Chez nous, le système de l’offre et de la demande est complètement débalancé.

F. et moi sommes en infériorité numérique. Deux parents contre trois enfants. Nous ne remporterons jamais la partie, car nous serons toujours désavantagés. Les filles auront immanquablement raison, tandis que nos arguments ne pourront qu’être constamment déboutés par nos petites pestes entêtées. Aucun arbitre ne tranchera jamais en notre faveur. Car les gens autour auront toujours tendance à donner raison à nos filles et à leurs jolis minois. « Vous êtes durs avec elles. Moi, si j’étais vous, je ne ferais pas ça de même. » Ah ouain ? Ben tenez ma p’tite dame, si vous savez tant que ça quoi faire, eh bien, faites-le. Gardez-les deux heures, mes filles. Deux heures. Pis vous allez voir c’est quoi, ne pas avoir le gros bout du bâton. Vous allez revenir en rampant et en me suppliant de les reprendre. Peut-être qu’enfin vous allez arrêter de m’achaler chaque fois que je sors prendre l’air avec elles, que vous ne viendrez plus me déranger pour me dire à quel point elles sont mignonnes ou pour me demander si je trouve ça difficile, avoir trois bébés. La réponse vous apparaîtra évidente. 

jeudi 1 novembre 2012

Les petits monstres


Par où commencer ? Je ne trouve plus le début. D’où partir pour réussir à exprimer mes pensées ? Je les accumule depuis trop de jours, trop de mois, sans jamais avoir le temps de les formuler, les digérer, les rendre au monde. Elles forment maintenant un amalgame pêle-mêle et douloureux, une boule d’angoisse dure et opaque.

À trop retenir les mots, on finit par créer des monstres.

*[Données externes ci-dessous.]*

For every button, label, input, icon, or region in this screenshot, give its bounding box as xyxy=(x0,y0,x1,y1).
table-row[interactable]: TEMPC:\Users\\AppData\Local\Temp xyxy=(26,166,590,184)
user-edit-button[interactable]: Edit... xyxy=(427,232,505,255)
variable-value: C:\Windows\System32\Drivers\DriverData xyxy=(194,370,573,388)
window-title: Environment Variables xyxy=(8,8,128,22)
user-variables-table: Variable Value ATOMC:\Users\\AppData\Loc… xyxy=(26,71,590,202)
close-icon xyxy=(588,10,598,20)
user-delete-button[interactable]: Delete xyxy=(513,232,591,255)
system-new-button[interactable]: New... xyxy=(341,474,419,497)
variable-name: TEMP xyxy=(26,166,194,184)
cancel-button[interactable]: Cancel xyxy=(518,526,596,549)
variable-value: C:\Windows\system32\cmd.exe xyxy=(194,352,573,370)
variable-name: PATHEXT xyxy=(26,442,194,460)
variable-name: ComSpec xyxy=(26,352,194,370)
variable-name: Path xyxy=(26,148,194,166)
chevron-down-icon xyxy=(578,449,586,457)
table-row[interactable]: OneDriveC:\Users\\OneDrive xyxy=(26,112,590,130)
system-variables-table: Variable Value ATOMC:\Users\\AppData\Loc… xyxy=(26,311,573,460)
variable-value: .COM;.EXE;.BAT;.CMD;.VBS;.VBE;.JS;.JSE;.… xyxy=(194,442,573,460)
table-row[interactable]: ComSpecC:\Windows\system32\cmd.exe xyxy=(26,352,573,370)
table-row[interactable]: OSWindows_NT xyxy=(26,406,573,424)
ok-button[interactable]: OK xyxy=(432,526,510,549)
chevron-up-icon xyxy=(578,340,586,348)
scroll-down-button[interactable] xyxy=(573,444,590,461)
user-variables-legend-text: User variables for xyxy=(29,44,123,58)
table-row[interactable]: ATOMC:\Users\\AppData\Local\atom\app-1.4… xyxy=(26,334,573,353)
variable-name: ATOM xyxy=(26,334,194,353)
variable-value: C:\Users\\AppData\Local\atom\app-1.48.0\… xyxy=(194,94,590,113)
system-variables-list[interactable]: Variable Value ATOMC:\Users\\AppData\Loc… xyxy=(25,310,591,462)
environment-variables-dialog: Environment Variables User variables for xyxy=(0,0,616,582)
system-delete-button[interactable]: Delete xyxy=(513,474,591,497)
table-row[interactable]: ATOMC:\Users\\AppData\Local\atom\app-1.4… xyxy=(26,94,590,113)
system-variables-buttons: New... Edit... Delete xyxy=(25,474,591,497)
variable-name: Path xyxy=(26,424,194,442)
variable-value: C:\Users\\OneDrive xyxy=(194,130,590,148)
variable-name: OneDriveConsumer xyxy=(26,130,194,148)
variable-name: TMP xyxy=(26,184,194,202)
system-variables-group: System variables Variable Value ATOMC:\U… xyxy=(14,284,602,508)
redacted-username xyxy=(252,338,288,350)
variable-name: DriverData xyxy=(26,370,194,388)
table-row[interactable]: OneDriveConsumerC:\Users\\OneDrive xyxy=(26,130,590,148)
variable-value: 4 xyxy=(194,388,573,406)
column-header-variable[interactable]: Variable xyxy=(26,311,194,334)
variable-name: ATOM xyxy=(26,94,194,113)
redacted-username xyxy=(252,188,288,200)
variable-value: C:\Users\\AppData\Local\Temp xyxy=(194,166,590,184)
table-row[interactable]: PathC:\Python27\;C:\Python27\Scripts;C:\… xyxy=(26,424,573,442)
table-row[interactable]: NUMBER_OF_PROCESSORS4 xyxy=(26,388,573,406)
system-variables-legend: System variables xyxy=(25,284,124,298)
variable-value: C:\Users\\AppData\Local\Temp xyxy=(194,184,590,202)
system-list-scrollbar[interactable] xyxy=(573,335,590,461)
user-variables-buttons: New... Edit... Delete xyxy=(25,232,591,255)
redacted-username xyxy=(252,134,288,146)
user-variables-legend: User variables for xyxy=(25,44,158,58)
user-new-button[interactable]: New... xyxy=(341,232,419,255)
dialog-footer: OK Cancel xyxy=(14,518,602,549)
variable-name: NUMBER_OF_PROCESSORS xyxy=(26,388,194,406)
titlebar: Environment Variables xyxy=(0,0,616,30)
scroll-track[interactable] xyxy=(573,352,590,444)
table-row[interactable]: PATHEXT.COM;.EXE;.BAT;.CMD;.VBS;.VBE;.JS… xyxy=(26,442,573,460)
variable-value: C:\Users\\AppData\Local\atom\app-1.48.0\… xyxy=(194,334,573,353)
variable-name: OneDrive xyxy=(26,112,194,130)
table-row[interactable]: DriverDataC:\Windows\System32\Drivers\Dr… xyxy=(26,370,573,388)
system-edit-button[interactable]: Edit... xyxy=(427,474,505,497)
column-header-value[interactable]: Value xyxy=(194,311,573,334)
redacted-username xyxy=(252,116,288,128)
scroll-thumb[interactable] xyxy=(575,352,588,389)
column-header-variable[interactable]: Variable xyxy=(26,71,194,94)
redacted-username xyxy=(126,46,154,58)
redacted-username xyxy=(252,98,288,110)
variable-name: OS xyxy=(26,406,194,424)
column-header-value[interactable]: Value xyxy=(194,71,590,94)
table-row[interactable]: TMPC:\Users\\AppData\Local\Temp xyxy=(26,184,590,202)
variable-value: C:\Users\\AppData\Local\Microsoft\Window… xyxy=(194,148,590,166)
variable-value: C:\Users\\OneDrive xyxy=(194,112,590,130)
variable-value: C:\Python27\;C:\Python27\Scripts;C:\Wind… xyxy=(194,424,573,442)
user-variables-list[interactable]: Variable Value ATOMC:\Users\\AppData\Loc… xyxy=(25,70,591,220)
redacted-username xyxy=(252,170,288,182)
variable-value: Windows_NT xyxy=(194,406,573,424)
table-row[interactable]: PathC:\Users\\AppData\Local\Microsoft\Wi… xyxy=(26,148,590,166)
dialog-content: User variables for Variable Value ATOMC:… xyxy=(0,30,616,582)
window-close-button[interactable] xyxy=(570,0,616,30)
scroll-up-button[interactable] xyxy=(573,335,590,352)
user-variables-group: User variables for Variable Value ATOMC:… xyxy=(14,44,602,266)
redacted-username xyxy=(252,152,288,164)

Mon état d’esprit n’a pas beaucoup changé depuis la dernière chronique laissée sur ce blogue. Au mieux a-t-il empiré. Je me sens dégénérer, craquer, exploser. Si la folie était liquide, on pourrait la voir suinter de mes pores, laisser des traces gluantes sur le sol après chacun de mes pas. On pourrait croire que j’ai chaud, que je sue, que c’est normal, avec trois bébés, il faut courir à gauche et à droite, des journées aussi remplies, ça vous élève une température corporelle, mais non, cela n’a rien à voir avec la fièvre des horaires trop chargés. Je ne suis pas simplement débordée : je suis dépassée.

Je ne suis pas seulement la mère de trois petites filles : je suis une femme exténuée qui ne comprend plus ce qu’elle doit faire pour que sa vie redevienne vivable.

Aujourd’hui, F. m’a intimée de rester à la maison pour prendre du temps pour moi, tandis que lui est retourné à l’hôpital prendre soin de Léa, Alice et Béatrice. Parce que oui, elles sont encore à l’hôpital. Elles sont nées le 18 avril 2012 ; nous sommes le 1er novembre, plus de six mois après leur naissance, et entre les deux, elles ont passé à peine un mois avec nous à la maison.

Nous sommes le 1er novembre, jour des morts. Jour des sous-la-terre, jour de ceux pour qui s’est terminé depuis longtemps, jour des corps qui se reposent. Faut-il attendre la mort pour avoir deux minutes à soi ou cela est-il possible un peu avant ? Parce que je n’ai pas pour projet de mourir bientôt, or, j’aurais vraiment, mais alors vraiment besoin de repos.

Mes petits monstres, je les aime, d’un amour brûlant et inexplicable, toutefois, en ce moment, je n’aurais aucune gêne à les laisser au plus offrant. Je m’abstiendrai évidemment de dire à l’acheteur que le modèle vient avec quelques petits défauts de fabrication, que ceux-ci devraient s’estomper avec le temps mais que d’ici là, faudra endurer les demoiselles comme elles sont. Malheureusement, la DPJ et la Protection du Consommateur n’ont toujours pas conclu d’entente et il n’existe aucune garantie prolongée sur les bébés.